Vor einigen Wochen kündigte die DAK Unternehmen Leben gemeinsam mit der BKK Gesundheit an, dass die beiden gesetzlichen Krankenversicherer nach ihrer Fusion zur drittgrößten deutschen Krankenkasse DAK Gesundheit die Zusatzbeiträge zum April nächsten Jahres abzuschaffen. Sie forderten gar ihre Mitglieder auf, Daueraufträge rechtzeitig zu kündigen. Die übrigen gesetzlichen Versicherer stöhnten auf, ja sie beschwerten sich gar mit dem Hinweis, dass – im Falle einer finanziellen Schieflage – sie wirtschaftliche Konsequenzen für die DAK Gesundheit tragen zu müssen. Jetzt sieht alles anders aus.
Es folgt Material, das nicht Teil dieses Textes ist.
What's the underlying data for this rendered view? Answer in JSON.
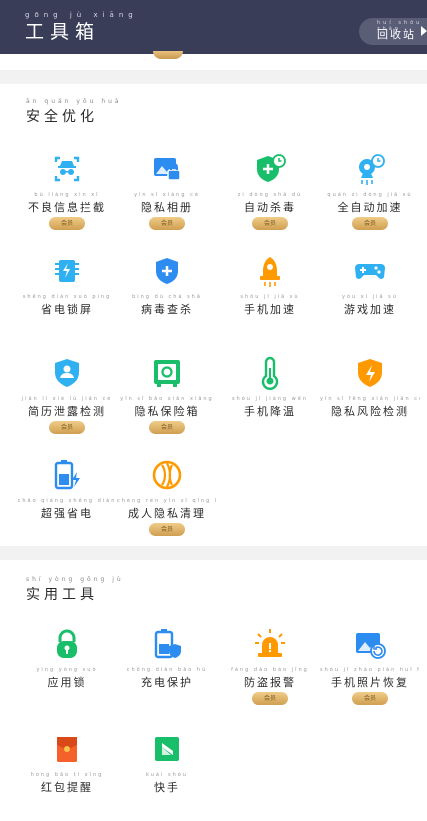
{
  "header": {
    "title_pinyin": "gōng jù xiāng",
    "title": "工具箱",
    "recycle_pinyin": "huí shōu zhàn",
    "recycle_label": "回收站"
  },
  "badge_text": "会员",
  "sections": {
    "security": {
      "title_pinyin": "ān quán yōu huà",
      "title": "安全优化",
      "items": [
        {
          "pinyin": "bù liáng xìn xī",
          "label": "不良信息拦截",
          "badge": true,
          "icon": "spy-icon",
          "color": "#2fb0f0"
        },
        {
          "pinyin": "yǐn sī xiàng cè",
          "label": "隐私相册",
          "badge": true,
          "icon": "photo-lock-icon",
          "color": "#2d8cf0"
        },
        {
          "pinyin": "zì dòng shā dú",
          "label": "自动杀毒",
          "badge": true,
          "icon": "shield-clock-icon",
          "color": "#19be6b"
        },
        {
          "pinyin": "quán zì dòng jiā sù",
          "label": "全自动加速",
          "badge": true,
          "icon": "rocket-clock-icon",
          "color": "#2fb0f0"
        },
        {
          "pinyin": "shěng diàn suǒ píng",
          "label": "省电锁屏",
          "badge": false,
          "icon": "battery-chip-icon",
          "color": "#2fb0f0"
        },
        {
          "pinyin": "bìng dú chá shā",
          "label": "病毒查杀",
          "badge": false,
          "icon": "shield-plus-icon",
          "color": "#2d8cf0"
        },
        {
          "pinyin": "shǒu jī jiā sù",
          "label": "手机加速",
          "badge": false,
          "icon": "rocket-icon",
          "color": "#ff9900"
        },
        {
          "pinyin": "yóu xì jiā sù",
          "label": "游戏加速",
          "badge": false,
          "icon": "gamepad-icon",
          "color": "#2fb0f0"
        },
        {
          "pinyin": "jiǎn lì xiè lù jiǎn cè",
          "label": "简历泄露检测",
          "badge": true,
          "icon": "shield-user-icon",
          "color": "#2fb0f0"
        },
        {
          "pinyin": "yǐn sī bǎo xiǎn xiāng",
          "label": "隐私保险箱",
          "badge": true,
          "icon": "safe-icon",
          "color": "#19be6b"
        },
        {
          "pinyin": "shǒu jī jiàng wēn",
          "label": "手机降温",
          "badge": false,
          "icon": "thermometer-icon",
          "color": "#19be6b"
        },
        {
          "pinyin": "yǐn sī fēng xiǎn jiǎn cè",
          "label": "隐私风险检测",
          "badge": false,
          "icon": "shield-bolt-icon",
          "color": "#ff9900"
        },
        {
          "pinyin": "chāo qiáng shěng diàn",
          "label": "超强省电",
          "badge": false,
          "icon": "battery-bolt-icon",
          "color": "#2d8cf0"
        },
        {
          "pinyin": "chéng rén yǐn sī qīng lǐ",
          "label": "成人隐私清理",
          "badge": true,
          "icon": "lens-icon",
          "color": "#ff9900"
        }
      ]
    },
    "tools": {
      "title_pinyin": "shí yòng gōng jù",
      "title": "实用工具",
      "items": [
        {
          "pinyin": "yìng yòng suǒ",
          "label": "应用锁",
          "badge": false,
          "icon": "lock-icon",
          "color": "#19be6b"
        },
        {
          "pinyin": "chōng diàn bǎo hù",
          "label": "充电保护",
          "badge": false,
          "icon": "battery-shield-icon",
          "color": "#2d8cf0"
        },
        {
          "pinyin": "fáng dào bào jǐng",
          "label": "防盗报警",
          "badge": true,
          "icon": "alarm-icon",
          "color": "#ff9900"
        },
        {
          "pinyin": "shǒu jī zhào piàn huī fù",
          "label": "手机照片恢复",
          "badge": true,
          "icon": "photo-restore-icon",
          "color": "#2d8cf0"
        },
        {
          "pinyin": "hóng bāo tí xǐng",
          "label": "红包提醒",
          "badge": false,
          "icon": "red-packet-icon",
          "color": "#f5612a"
        },
        {
          "pinyin": "kuài shǒu",
          "label": "快手",
          "badge": false,
          "icon": "kuaishou-icon",
          "color": "#19be6b"
        }
      ]
    }
  }
}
Freude nur von kurzer Dauer

Wenngleich nicht alle Versicherungen nun vollständig auf den Zusatzbeitrag versichern wollen, so werden zumindest viele die Zusatzbeiträge senken. Darüber sollte man als gesetzlich Versicherter dankbar sein, denn auch Kleinvieh macht Mist. Die Freude wird aber nach Expertenmeinung nur von kurzer Dauer sein. Denn zwar profitieren die gesetzlichen Versicherer derzeit von der guten Konjunktur, der prima Arbeitsmarktlage sowie den Gesetzen im Bezug auf den Arzneimittelmarkt. Aber, langfristig gesehen ist damit die wirtschaftlich schwierige Situation im Gesundheitswesen nicht vom Tisch. Im Gegenteil, die Fachleute rechnen ab 2013 mit steigenden und zusätzlichen Kosten, die letztlich wieder auf dem Rücken der gesetzlichen Mitglieder ausgetragen werden. Aber, bis dahin ist es noch ein günstiges Jahr.